Буртовский повернулся к Корниенкову; тот чуть приметно кивнул.
— Не бойсь, хозяин, — холодно и дерзко сказал Баро Шыро, — мы — честные цыгане…
Больше мне незачем было здесь оставаться. Пробравшись к слуховому окошку, я спрыгнул на руки товарищей.
— Тикаем! — шепнул я, и мы кинулись в густоту сада, перемахнули через плетень и побежали задами станицы.
— Ну что там? — спросил Агафон, когда мы перешли на обычный шаг.
— Подговорили Баро Шыро наших коней угнать. Беги за моим батькой, зови его к Тимоше, только чтобы мать не слышала. Понял?
— Ничего не понял. При чем тут твой батька?
— Он в молодых годах не одного коня увел, знает, что почем.
— Милиция вроде надежней?
— У вас с Гвозденкой один свет в окошке: милиция. А что тут милиции делать? Кулаки отопрутся, таборные тоже отопрутся…
— Значит, брать на месте преступления? — радостно спросил Агафон. — Вот это по мне! Я мигом!.. — Он отбежал было, но вдруг обернулся и окликнул нас: — Ребята!
— Ну, чего?
— Придурковатый-то — Митькин свояк. Не иначе как он, сволочь, трактор подранил!..
Отчим сразу согласился помочь нам в поимке Баро Шыро. Но план свой он держал в строгом секрете, даже со мной не поделился.
— Один знает — никто не знает, двое знают — все знают, — говорил он, посмеиваясь. — У Баро Шыро ухо длинное!
— А вы ручаетесь за успех? — приставал к нему Гвозденко.
— Как я могу ручаться? Я же не конокрад, я честный сапожник. Сделаю, что сумею.
Гвозденко чесал в затылке, слушая эти уклончивые рассуждения. А мне казалось, что батька потому не хочет распространяться о деле, чтобы не обнаружить слишком близкого знакомства с угоном коней. Сапожник, ремесленник, он стыдился своей лихой цыганской юности, богатой дерзкими похождениями.

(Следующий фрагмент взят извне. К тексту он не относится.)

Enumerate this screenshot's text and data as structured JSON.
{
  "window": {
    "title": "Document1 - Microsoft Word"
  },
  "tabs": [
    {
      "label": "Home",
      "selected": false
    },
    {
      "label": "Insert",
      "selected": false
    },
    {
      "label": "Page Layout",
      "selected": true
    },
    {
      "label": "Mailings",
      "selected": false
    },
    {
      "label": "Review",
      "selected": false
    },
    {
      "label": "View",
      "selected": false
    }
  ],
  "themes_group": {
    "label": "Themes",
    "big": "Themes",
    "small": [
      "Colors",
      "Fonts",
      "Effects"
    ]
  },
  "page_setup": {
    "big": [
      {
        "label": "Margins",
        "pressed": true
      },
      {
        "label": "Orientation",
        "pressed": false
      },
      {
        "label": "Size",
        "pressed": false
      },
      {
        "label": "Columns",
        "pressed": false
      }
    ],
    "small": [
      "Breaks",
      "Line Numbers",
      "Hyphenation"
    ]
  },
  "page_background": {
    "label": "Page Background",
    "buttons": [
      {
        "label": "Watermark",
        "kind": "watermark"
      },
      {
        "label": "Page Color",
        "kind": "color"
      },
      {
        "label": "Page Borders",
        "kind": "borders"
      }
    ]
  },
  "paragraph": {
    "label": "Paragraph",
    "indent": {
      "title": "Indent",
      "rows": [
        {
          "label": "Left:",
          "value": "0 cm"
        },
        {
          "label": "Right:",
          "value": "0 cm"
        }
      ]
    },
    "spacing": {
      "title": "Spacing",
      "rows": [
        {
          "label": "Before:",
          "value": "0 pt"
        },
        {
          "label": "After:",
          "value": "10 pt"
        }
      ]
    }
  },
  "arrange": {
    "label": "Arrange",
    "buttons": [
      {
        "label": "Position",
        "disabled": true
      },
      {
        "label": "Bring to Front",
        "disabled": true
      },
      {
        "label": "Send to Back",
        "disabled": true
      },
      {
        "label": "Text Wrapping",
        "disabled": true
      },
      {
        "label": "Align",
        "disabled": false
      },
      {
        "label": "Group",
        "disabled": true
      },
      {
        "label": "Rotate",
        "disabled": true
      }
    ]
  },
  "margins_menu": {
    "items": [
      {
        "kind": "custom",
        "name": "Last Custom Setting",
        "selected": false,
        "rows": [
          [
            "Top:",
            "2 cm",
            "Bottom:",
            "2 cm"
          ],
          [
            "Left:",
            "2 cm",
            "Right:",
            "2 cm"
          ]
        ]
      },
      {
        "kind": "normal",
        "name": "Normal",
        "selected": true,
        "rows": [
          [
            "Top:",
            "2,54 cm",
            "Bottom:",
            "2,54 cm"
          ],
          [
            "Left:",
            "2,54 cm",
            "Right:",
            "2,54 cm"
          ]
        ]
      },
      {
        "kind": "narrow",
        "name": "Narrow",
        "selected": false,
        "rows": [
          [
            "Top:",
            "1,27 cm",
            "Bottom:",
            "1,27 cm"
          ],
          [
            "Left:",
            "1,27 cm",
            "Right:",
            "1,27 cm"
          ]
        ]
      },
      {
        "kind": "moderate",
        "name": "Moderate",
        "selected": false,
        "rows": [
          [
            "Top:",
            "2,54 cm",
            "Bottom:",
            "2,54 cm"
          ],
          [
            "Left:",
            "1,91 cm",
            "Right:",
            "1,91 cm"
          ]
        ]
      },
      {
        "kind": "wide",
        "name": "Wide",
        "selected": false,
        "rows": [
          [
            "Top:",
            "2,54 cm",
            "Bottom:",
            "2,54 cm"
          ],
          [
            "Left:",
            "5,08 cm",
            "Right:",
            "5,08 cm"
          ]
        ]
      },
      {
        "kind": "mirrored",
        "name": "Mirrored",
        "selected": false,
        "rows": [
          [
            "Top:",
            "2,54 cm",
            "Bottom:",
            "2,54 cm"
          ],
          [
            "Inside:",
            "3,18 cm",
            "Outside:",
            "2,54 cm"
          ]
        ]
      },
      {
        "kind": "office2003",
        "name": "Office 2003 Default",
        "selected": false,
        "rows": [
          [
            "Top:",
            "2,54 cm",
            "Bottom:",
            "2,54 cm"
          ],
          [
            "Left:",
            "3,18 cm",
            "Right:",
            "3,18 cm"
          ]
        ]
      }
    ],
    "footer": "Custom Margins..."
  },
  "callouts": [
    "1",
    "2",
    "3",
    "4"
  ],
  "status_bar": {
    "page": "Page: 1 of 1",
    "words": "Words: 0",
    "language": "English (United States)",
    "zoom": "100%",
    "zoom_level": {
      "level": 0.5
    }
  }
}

Тревожась за судьбу колхозного табуна, Гвозденко хотел усилить ночную охрану, но отчим не позволил.
— Баро Шыро — по-нашему Большая Голова, — сказал он. — А Большая Голова мигом смекнет, что дело нечисто, коли лишнюю охрану приметит. Вы в ночное скольких хлопцев посылаете? Двоих? Пусть двое и пойдут. Выгон за березовой рощей знаете? Там, под самым бугром, и пасите.
На другой день, к вечеру, табор снялся с места. Уходил он без особой поспешности, но с непривычным для его повадки шумом: с песнями и музыкой. Плохо пели в этом таборе: тяжело, невесело. Я с трудом узнал знакомый мотив «Хассия»: вместо грусти и раздумья в нем звучала мрачная, безысходная скорбь, похожая на угрозу.
— Показуха! — с усмешкой шепнул отчим за моей спиной.
Мы стояли у плетня нашего дома и глядели на дорогу, по которой в облаке розовато-золотистой пыли медленно плыли высокие кибитки табора. Огромный красный шар солнца опускался за край земли в том месте, где дорога будто уходила в небо. Я хотел что-то сказать отчиму, но он исчез. Только что был тут, рядом со мной, и вдруг словно сквозь землю провалился!
Объявился отчим часа через два, когда уже стемнело, а в небе повис золотой рожок месяца. Он долго рылся в сарае, а когда вышел оттуда, на плече у него висел, как мне показалось, свернутый в кольцо длинный пастушеский кнут.